A slow, beautiful colour mounted to the girl’s cheek, and she laid her face in the violets to cool it. “They are exquisite,” she said in a low voice. “They are more beautiful than—than some of my gifts to-day.”
The giver shook his head. “Those others must be worth very little, then, if my poor flowers can surpass them. You are flattering me, Lucienne.”
For answer the girl laid down her burden on a small table near her. “You shall see,” she said merrily, and, drawing from her pocket a shagreen case of some size, she opened it. “I know that I ought not to make comparisons, but surely your violets are more beautiful than this?”
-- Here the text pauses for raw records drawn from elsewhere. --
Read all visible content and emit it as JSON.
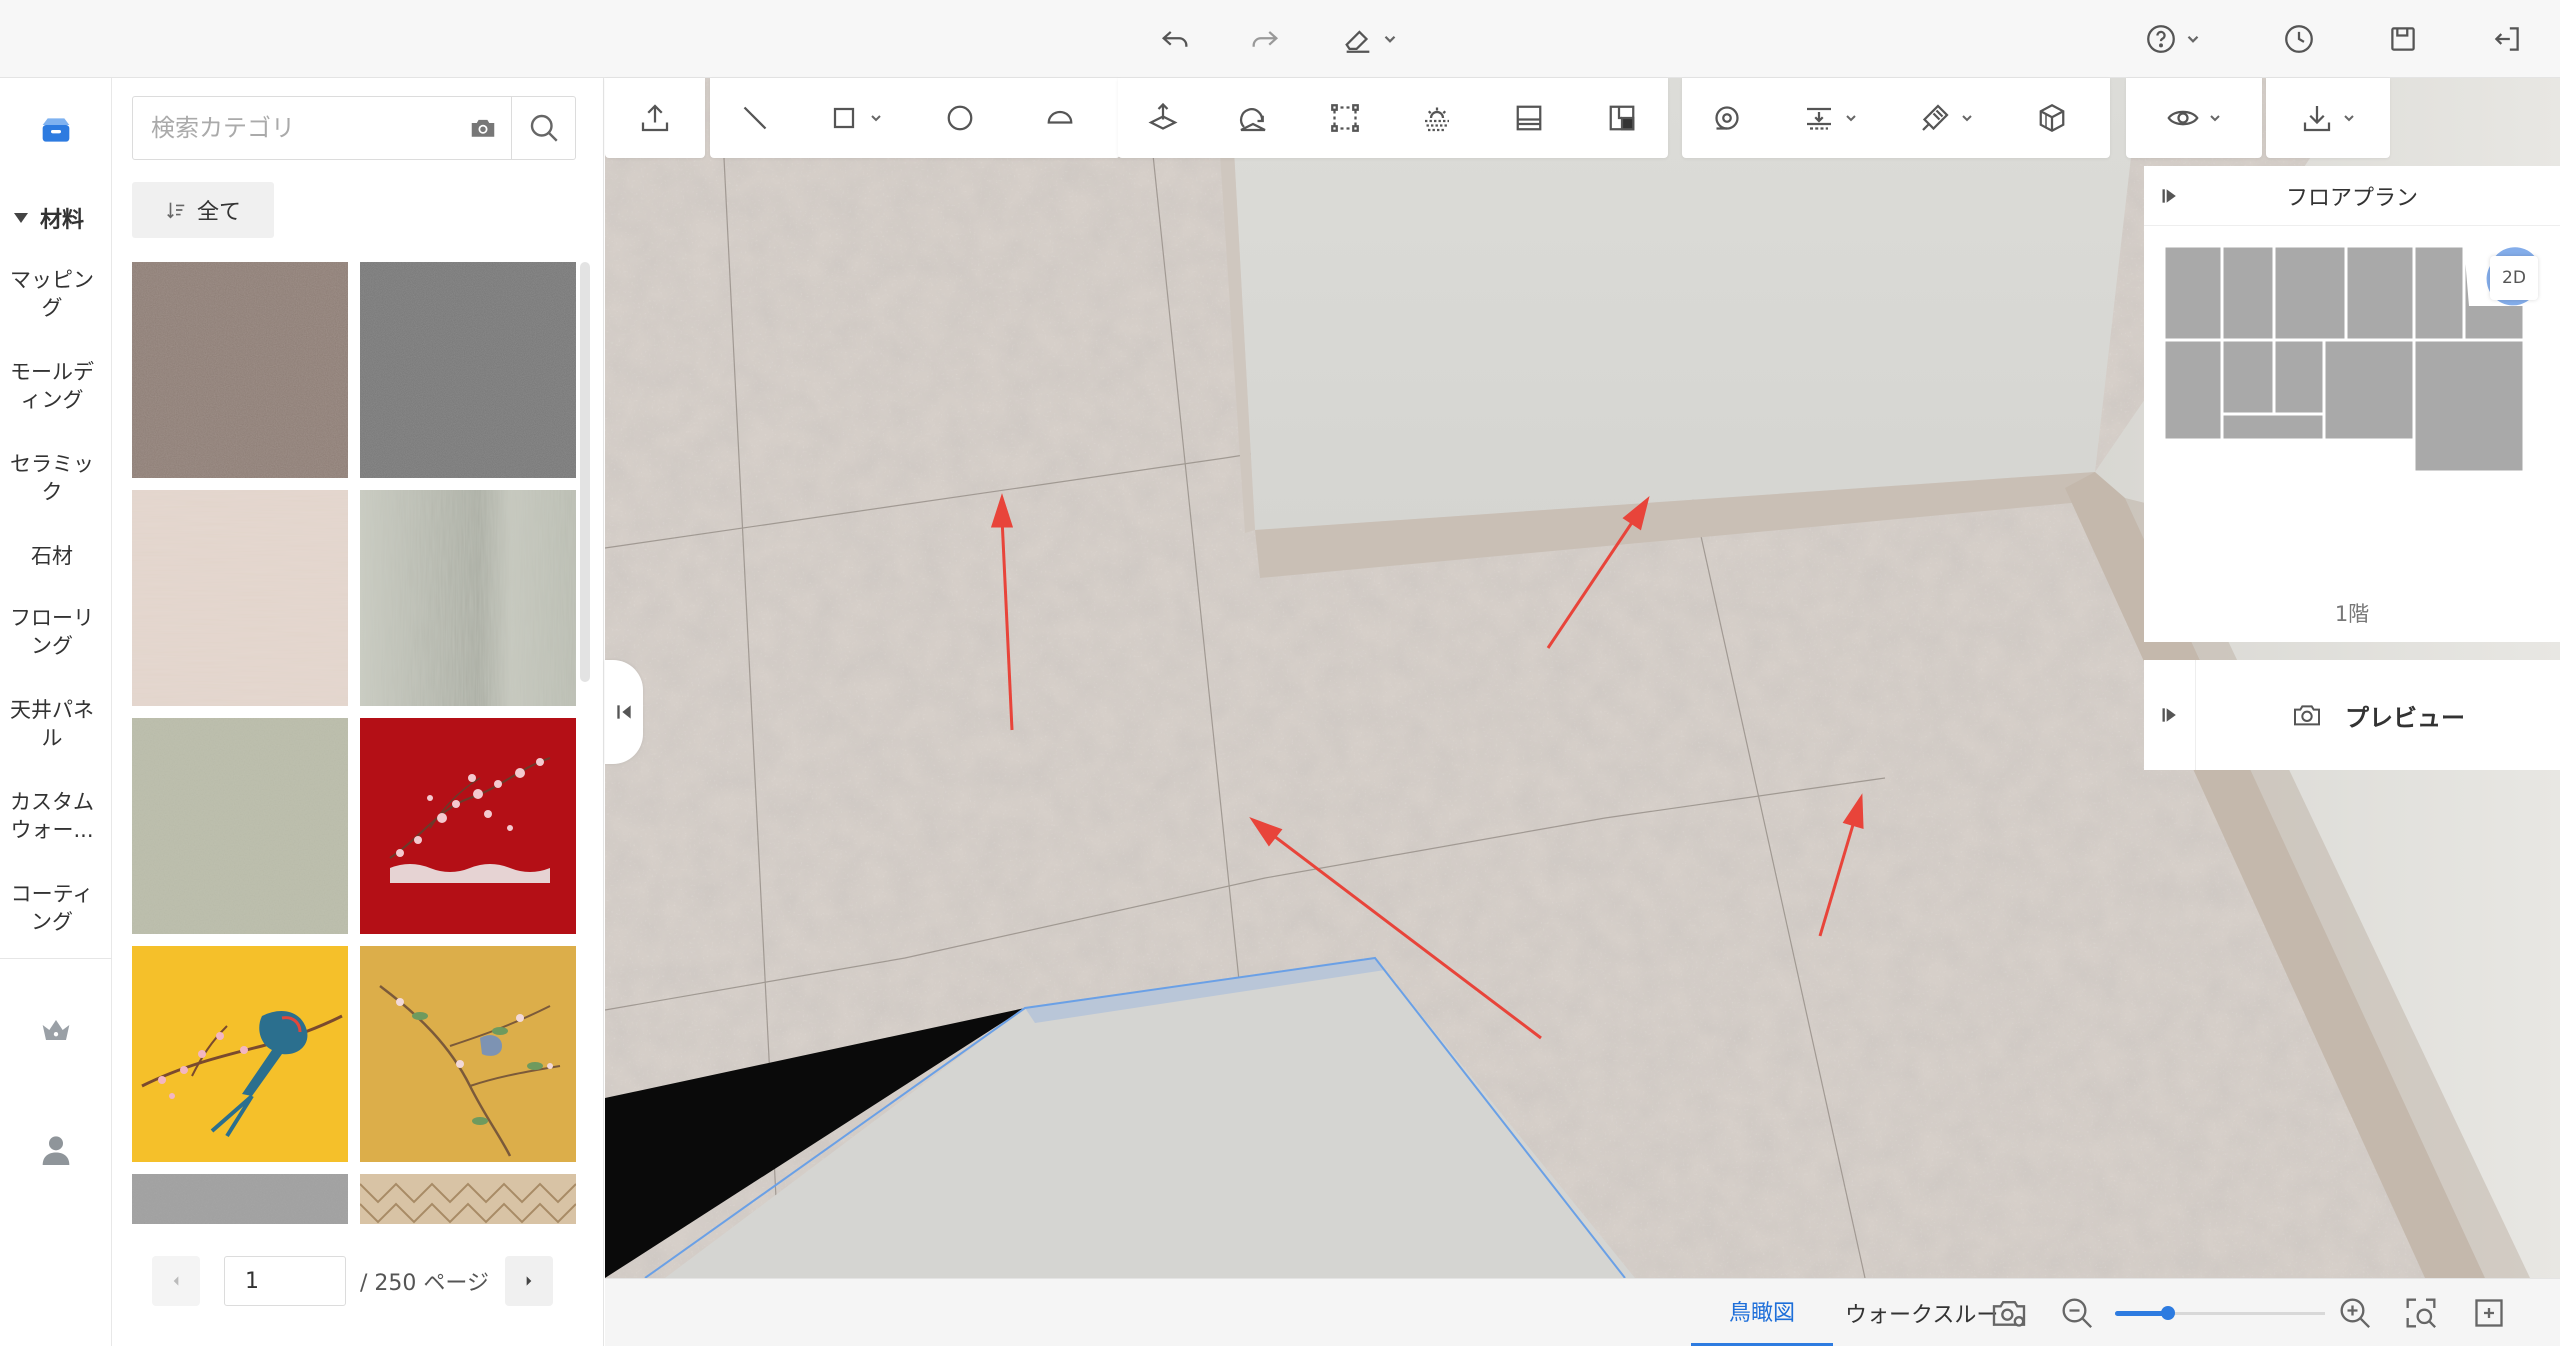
{
  "topbar": {
    "undo_icon": "undo-icon",
    "redo_icon": "redo-icon",
    "eraser_icon": "eraser-icon",
    "help_icon": "help-icon",
    "history_icon": "clock-icon",
    "save_icon": "save-icon",
    "exit_icon": "exit-icon"
  },
  "rail": {
    "section_label": "材料",
    "items": [
      {
        "label": "マッピング"
      },
      {
        "label": "モールディング"
      },
      {
        "label": "セラミック"
      },
      {
        "label": "石材"
      },
      {
        "label": "フローリング"
      },
      {
        "label": "天井パネル"
      },
      {
        "label": "カスタムウォー..."
      },
      {
        "label": "コーティング"
      }
    ],
    "crown_icon": "crown-icon",
    "user_icon": "user-icon"
  },
  "panel": {
    "search_placeholder": "検索カテゴリ",
    "filter_label": "全て",
    "pagination": {
      "current_page": "1",
      "total_label": "/ 250 ページ"
    }
  },
  "toolbar": {
    "groups": [
      [
        "upload-icon"
      ],
      [
        "line-icon",
        "rectangle-icon",
        "circle-icon",
        "arc-icon"
      ],
      [
        "move-up-icon",
        "rotate-icon",
        "select-box-icon",
        "light-icon",
        "panel-icon",
        "layout-icon"
      ],
      [
        "tape-icon",
        "align-icon",
        "brush-icon",
        "cube-icon"
      ],
      [
        "eye-icon"
      ],
      [
        "download-icon"
      ]
    ]
  },
  "floorplan": {
    "title": "フロアプラン",
    "view_2d": "2D",
    "floor_label": "1階"
  },
  "preview": {
    "label": "プレビュー"
  },
  "bottombar": {
    "tabs": [
      {
        "label": "鳥瞰図",
        "active": true
      },
      {
        "label": "ウォークスルー",
        "active": false
      }
    ],
    "zoom_level": 0.25
  },
  "colors": {
    "accent": "#2d7be0",
    "annotation_arrow": "#e8443a"
  }
}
The young man looked with a critical expression upon its contents. “Yes,” he admitted at length. “I do not care for cameos myself, though if size is a criterion of value it should be a magnificent one. The Marquise, I suppose?”
The girl nodded as she snapped to the case. “She says it is an heirloom. But I like violets better than heirlooms.”
“And what has Gilbert sent you—no, I see it on your finger. May I look?”
She held out her hand without answering, and the firelight caught the single magnificent ruby as she did so. Her companion did not take her hand.
“That,” he said gravely, “is a royal gift. I wonder still more at my presumption in making so worthless an offering, for my flowers won’t even last, like my aunt’s cameo.” And in his tone there was faint but unmistakable bitterness.
“But while they last they are better, and when they are dead you can bring me some more. I sometimes think,” went on the girl a trifle feverishly, fastening a handful of the violets in her breast, “I sometimes think that flowers have souls as we have.”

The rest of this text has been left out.